On Saturday a group from Mass Oyster enjoyed a fascinating tour of the Newburyport Shellfish Purification Plant that is located on the very Northern Tip of Plum Island. It is one of only a few publicly run shellfish purification plants in the country. Diane Regan and Jeff Kennedy were veritable founts of information providing a soup-to-nuts discussion of clams in Massachusetts. We thank them for giving of their time so generously on a beautiful Saturday afternoon.
|DMF Professionals Jeff Kennedy and Diane Regan at the plant|
In the 1920’s there were significant problems with food safety in the U.S.. As the country became more crowded and industrialized waste treatment was still rudimentary and coastal water quality began to fall. Steamer clams were being harvested from less pristine waters and shipped around the country. As they were traveling longer before consumption there was more time for them to go bad and for people to get sick.
Recognizing that there was a problem Newburyport established a shellfish purification plant. The plant would later be taken over by the Commonwealth of Massachusetts.
Later the Federal Government would begin regulation of shellfish through the FDA, the same organization that oversees milk quality. The FDA publishes an extensive manual that contains inches of regulations on the harvest and handling of shellfish. Interestingly, the US regulations are much tighter than the European ones and the import of European Shellfish is basically taboo due to the health concerns.
The purification plant allows the harvest of clams from waters of marginal water quality, which otherwise would not be fit for consumption. Under a tightly regulated process, the clams are harvested from coastal areas, including Boston Harbor; they are locked in trucks that follow specified routes to the purification plant. The collection-trucking process is thoroughly documented to prevent diversion.

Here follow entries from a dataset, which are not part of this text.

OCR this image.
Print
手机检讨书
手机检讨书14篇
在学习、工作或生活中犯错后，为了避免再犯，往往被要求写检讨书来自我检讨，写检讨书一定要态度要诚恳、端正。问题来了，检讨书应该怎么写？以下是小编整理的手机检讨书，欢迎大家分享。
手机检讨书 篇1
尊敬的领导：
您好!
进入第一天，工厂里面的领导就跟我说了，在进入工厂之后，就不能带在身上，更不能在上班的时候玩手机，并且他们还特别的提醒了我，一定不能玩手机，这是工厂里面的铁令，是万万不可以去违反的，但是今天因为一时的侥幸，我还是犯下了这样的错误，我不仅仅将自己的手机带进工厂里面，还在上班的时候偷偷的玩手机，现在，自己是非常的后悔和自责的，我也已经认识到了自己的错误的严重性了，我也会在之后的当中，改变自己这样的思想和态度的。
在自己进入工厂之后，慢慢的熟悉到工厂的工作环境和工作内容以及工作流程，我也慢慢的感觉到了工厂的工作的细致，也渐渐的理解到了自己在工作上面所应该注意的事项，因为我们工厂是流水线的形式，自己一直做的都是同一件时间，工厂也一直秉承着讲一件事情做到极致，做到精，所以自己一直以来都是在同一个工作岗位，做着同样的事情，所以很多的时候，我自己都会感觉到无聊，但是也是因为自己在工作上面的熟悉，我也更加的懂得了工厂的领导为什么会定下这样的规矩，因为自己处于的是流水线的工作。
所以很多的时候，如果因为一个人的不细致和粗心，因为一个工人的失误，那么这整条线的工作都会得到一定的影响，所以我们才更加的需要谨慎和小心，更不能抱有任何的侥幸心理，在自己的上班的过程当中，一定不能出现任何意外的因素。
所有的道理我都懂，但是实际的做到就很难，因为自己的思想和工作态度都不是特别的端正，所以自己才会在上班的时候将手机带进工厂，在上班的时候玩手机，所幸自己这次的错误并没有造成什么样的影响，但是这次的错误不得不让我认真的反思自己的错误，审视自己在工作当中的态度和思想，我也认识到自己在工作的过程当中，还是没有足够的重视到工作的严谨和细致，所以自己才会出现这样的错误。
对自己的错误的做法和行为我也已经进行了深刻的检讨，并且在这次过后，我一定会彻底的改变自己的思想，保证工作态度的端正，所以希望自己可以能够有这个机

|Some of the tracking paperwork.|
Apparently in the 1970’s diversion was going on, and clammers were selling a portion of the clams from marginal waters directly to bars and restaurants. A TV news reporter highlighted this in “Clam Scam” that created the impetus for establishing the current system.
|Clams undergoing the purification process.|
In the plant, they take filtered salt water from two springs and soak the clams for a period of several days in several large tanks. While the clams are in the tanks the water is run through filtration lights to eliminate bacteria that are released from the clams.
|The final rinse station.|
Following treatment, the clams are rinsed off in a high power rinsing station.
|Diane Regan show a plate ready for counting.|
After treatment a random sampling of the clams are taken, ground up and then a portion of the liquid is alloquotted onto agar plates. The bacterial count is taken using E.coli. E.coli is a surrogate for viruses that would make the clam eater sick. Unfortunately it is expensive and difficult to test for those viruses directly. So they test for E.coli. E coli is also the measure used for looking at water quality and where shellfish may be harvested.Assuming they pass all the tests, which they usually do, they are shipped out to market.
|Greg Hanson counts the colonies of E.Coli.|
The tour was scheduled for an hour, but took two as there were lots of questions and sidebars taking us off-topic into other areas of coastal ecology.
One interesting observation from an oyster restoration perspective was that the regulation of shellfish in the Commonwealth has grown out of a food safety program. With this singular historic perspective, there has been little discussion of oysters as habitat for 100 other species. As a result MOP has been in the challenging position of asking our officials to look at the situation from a different perspective when we discuss oyster restoration. Increasingly, we seem to be finding more common ground, particularly when we think of oyster propagation zones.